Posted by on Jan 31, 2016 in cognitive maps, disorientation, getting lost, maps, navigation, subways, transit maps | 0 comments

Which is More Confusing: Initial Wayfinding or Wayfinding Revisited?

Which do you find more confusing: going to a place you’ve never visited before or going to a place you once knew well, but that has changed significantly?

In an opinion piece in The New York Times, “London Lost and Found,” Mahesh Rao describes his literal and figurative confusion as he revisits London once or twice a year after he moved from there to India in 2008.

As a visitor he looks more intently and sees small sights he missed when he was a resident. Rather than taking things for granted, such as unusual street names (“Birdcage Walk”), he wonders about them now.

But his more out-of-character, even disturbing experiences revolve around simply not knowing which way to go:

“I step off the pavement. I step back on to it. I look in every direction, at the street names, at the awning over a restaurant, at a sign above a theater’s stage door. There is a remembered flash of neon and a suggestion of a well-worn shortcut down an alley. But then my mind goes blank, and I realize I no longer know which road to take.”

Rao quotes from Henry James, “It is a kind of humiliation in a great city not to know where you are going.” “But how much more humiliating,” Rao realizes, “when it’s a city that you once roamed, sometimes in a frenzied rush, sometimes in a slow haze, but almost always with a sense of possession.”

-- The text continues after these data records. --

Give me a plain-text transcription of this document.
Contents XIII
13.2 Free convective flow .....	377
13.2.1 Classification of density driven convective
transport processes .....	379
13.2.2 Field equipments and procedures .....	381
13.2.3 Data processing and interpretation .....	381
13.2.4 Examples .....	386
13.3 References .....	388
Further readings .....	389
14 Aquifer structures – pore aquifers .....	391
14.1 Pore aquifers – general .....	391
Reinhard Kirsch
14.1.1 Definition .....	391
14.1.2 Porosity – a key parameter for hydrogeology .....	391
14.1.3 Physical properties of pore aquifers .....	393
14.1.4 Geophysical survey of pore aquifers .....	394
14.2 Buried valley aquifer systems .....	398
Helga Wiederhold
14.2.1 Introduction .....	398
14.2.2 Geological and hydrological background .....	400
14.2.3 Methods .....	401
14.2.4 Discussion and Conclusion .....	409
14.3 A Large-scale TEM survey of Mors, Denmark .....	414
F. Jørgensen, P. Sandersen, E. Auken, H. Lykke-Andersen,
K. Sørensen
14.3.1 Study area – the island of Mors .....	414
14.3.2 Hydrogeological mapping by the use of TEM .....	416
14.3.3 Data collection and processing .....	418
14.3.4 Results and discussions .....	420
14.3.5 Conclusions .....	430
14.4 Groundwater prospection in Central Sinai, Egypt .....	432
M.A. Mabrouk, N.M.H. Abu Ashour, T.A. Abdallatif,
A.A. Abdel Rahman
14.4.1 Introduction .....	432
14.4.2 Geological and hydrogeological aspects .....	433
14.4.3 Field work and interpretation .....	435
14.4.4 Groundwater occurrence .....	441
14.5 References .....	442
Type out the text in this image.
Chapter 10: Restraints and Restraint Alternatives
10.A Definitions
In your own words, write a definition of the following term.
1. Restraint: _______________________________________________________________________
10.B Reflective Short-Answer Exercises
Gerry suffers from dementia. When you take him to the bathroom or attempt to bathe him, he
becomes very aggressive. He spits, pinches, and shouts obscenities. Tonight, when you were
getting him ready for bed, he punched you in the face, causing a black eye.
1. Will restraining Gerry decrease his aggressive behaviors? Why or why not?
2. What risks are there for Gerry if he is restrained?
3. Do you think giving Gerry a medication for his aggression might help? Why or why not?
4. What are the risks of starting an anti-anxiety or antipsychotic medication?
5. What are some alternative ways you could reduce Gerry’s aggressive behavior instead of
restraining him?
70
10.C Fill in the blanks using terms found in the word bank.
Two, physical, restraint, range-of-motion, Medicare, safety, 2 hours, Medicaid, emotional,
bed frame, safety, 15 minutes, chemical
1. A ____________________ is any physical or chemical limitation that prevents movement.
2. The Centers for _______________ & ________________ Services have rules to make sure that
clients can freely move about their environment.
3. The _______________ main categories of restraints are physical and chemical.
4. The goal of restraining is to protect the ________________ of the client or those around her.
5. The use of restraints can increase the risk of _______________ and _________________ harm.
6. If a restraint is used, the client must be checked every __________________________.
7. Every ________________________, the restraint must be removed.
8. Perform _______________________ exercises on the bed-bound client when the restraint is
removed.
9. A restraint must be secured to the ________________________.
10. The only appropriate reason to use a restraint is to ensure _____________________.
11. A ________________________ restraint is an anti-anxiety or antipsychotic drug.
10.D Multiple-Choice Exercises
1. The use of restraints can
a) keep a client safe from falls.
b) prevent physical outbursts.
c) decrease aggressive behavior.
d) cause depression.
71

Even London’s underground system, the Tube, is newly, and frustratingly unfamiliar to him:

“Most jarring, I’ve lost my old relationship with the map of the Tube. Its lineations, loops and hard angles had always seemed to provide as recognizable a connection as the grooves on my palms. The progression of stations, the interchanges, the locus of destinations — none of these required thought: I had internalized them. But on my last visit, as commuters surged around me at Westminster station, I could no longer quite remember what “eastbound” meant, and as I stood in front of the giant map in the ticket hall for a few seconds, the lights seemed to dim.”